What were the questions asked to discern this? Poll results that do not provide the questions or other salient information about those questioned have little, if any, value.

• "The firearm injury epidemic, due largely to handgun injuries, is 10 times larger than the
polio epidemic of the first half of this century."

An "epidemic" relates to either a bacterial or viral, i.e. an infectious, disease. I am sure that those providing the statistics would like to think of firearm injuries as something that can be treated as such, that comparison can jade the views of those seeing the statistics. The result of which is the reader thinks less of the statistics overall. If someone is already in concurrence with the provider of the statistic, there is no problem. Someone who is reviewing the facts and may be swayed may just as well discount the whole study.

With regard to the numbers, no census data is provided. How many children were there in the last half of "this century?" It appears that whoever put the data together thought that we were still in the twentieth century. (The statistics were compiled from 2004 data.)

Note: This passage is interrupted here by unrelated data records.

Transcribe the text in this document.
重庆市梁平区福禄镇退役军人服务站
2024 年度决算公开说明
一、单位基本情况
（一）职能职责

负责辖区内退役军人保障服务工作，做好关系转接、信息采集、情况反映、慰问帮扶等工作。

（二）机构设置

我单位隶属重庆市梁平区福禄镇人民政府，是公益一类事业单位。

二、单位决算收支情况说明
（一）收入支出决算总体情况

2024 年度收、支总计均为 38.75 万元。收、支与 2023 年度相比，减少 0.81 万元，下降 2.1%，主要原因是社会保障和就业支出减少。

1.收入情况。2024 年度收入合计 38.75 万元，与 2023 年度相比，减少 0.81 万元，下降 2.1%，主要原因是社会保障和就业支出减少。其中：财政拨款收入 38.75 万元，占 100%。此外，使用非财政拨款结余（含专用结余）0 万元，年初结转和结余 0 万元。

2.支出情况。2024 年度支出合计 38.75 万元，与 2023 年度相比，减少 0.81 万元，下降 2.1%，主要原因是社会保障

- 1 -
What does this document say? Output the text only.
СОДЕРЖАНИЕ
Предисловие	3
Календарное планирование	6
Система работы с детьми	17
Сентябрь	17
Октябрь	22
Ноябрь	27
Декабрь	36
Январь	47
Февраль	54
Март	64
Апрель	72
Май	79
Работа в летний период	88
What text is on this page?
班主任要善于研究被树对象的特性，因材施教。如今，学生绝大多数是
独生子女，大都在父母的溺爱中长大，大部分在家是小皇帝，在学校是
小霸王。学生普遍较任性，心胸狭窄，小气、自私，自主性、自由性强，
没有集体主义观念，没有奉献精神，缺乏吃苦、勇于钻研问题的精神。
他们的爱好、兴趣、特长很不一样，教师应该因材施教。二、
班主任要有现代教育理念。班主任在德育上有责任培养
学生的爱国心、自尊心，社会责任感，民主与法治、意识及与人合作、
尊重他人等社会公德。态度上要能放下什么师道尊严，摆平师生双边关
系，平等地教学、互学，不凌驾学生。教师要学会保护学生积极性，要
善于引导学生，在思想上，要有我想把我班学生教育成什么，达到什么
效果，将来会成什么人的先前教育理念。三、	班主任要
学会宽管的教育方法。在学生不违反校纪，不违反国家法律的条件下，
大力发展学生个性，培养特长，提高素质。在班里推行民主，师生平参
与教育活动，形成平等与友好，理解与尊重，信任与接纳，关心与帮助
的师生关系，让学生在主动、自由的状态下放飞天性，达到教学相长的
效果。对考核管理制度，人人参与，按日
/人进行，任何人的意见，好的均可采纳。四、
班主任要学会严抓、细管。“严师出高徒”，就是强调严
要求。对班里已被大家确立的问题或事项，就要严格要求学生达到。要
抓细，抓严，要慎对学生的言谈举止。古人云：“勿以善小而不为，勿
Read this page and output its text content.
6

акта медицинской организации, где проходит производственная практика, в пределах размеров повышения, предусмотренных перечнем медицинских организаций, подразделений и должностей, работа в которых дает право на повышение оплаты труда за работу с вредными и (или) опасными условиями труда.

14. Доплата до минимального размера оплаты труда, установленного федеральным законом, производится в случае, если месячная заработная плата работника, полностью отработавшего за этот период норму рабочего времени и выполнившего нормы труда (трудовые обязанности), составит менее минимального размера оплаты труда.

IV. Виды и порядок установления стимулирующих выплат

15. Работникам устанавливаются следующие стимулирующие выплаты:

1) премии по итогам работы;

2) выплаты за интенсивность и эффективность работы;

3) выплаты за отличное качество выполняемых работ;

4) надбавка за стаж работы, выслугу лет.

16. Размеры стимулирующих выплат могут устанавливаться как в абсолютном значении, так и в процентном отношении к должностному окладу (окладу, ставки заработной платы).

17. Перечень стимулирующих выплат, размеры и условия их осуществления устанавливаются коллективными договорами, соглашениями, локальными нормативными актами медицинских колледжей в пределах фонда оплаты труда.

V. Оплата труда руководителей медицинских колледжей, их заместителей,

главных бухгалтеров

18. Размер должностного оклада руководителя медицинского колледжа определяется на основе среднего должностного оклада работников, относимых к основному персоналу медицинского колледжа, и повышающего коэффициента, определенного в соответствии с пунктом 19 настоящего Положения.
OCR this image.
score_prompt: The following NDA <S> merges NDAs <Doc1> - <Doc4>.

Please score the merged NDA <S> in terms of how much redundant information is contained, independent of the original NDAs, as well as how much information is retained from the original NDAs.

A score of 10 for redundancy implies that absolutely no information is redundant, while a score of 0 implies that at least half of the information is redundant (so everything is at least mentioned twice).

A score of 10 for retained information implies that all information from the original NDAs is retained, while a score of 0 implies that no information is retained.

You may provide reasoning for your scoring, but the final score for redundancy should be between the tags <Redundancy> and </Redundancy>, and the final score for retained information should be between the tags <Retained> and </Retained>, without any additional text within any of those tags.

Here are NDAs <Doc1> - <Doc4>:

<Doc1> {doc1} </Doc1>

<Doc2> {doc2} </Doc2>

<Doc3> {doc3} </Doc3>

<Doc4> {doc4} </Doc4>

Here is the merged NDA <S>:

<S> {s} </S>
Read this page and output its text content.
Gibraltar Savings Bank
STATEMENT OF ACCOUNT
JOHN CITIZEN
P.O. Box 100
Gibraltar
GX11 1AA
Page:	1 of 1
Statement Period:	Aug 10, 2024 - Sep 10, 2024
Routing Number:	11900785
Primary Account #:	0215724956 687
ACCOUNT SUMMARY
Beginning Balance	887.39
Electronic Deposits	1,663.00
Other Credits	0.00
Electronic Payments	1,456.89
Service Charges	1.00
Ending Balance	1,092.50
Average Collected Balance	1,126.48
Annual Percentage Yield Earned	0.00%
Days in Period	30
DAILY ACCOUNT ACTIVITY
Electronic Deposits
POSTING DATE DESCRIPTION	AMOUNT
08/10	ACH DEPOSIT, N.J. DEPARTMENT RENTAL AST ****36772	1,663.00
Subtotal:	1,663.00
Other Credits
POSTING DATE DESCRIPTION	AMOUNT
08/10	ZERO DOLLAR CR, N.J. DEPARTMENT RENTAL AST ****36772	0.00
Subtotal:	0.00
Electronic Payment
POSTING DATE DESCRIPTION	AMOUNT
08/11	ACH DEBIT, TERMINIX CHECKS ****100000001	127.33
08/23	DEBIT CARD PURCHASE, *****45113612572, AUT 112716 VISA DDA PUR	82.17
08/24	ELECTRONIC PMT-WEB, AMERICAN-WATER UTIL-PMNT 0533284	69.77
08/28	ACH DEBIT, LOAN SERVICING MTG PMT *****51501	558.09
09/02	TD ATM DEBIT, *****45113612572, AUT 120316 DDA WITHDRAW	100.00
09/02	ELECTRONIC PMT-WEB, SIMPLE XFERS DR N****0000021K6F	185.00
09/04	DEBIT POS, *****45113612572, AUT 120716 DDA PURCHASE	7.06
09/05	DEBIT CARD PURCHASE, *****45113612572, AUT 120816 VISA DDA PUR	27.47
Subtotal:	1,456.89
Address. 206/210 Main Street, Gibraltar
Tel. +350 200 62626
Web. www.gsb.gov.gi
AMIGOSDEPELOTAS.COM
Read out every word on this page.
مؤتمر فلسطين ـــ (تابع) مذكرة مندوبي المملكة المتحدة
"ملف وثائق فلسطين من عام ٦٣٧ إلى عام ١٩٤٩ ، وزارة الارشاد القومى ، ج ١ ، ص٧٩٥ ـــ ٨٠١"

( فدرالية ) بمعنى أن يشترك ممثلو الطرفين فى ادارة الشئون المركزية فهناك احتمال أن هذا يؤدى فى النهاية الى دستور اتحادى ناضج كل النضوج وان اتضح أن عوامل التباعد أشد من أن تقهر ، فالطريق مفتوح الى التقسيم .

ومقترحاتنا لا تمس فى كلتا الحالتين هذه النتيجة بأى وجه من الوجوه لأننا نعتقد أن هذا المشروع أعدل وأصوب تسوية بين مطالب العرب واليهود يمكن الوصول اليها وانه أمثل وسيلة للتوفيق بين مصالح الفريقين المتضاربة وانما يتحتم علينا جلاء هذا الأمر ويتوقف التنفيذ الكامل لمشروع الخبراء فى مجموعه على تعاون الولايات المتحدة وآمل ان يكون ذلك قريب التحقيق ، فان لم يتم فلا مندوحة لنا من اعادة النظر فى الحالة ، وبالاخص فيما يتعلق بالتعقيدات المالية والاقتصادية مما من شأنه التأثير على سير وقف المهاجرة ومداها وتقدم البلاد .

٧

Firearm injuries may be more prevalent now than then numbers should be provided for reference. The references given in the statistics have the same fallacies, i.e. numbers are provided but sources and context is lacking.

The belief of restricting firearms to prevent violence is tantamount to treating the symptoms of an injury without trying to cure it. While it may make the injured feel better, it does not do much more than that.

Of course, the biggest issue that is missed is the overall amount of violence. The Brady Campaign is only concerned with "gun violence." They disregard the greater issue reducing crime / violence against the innocent. In fact, I say they do it to the detriment of the other.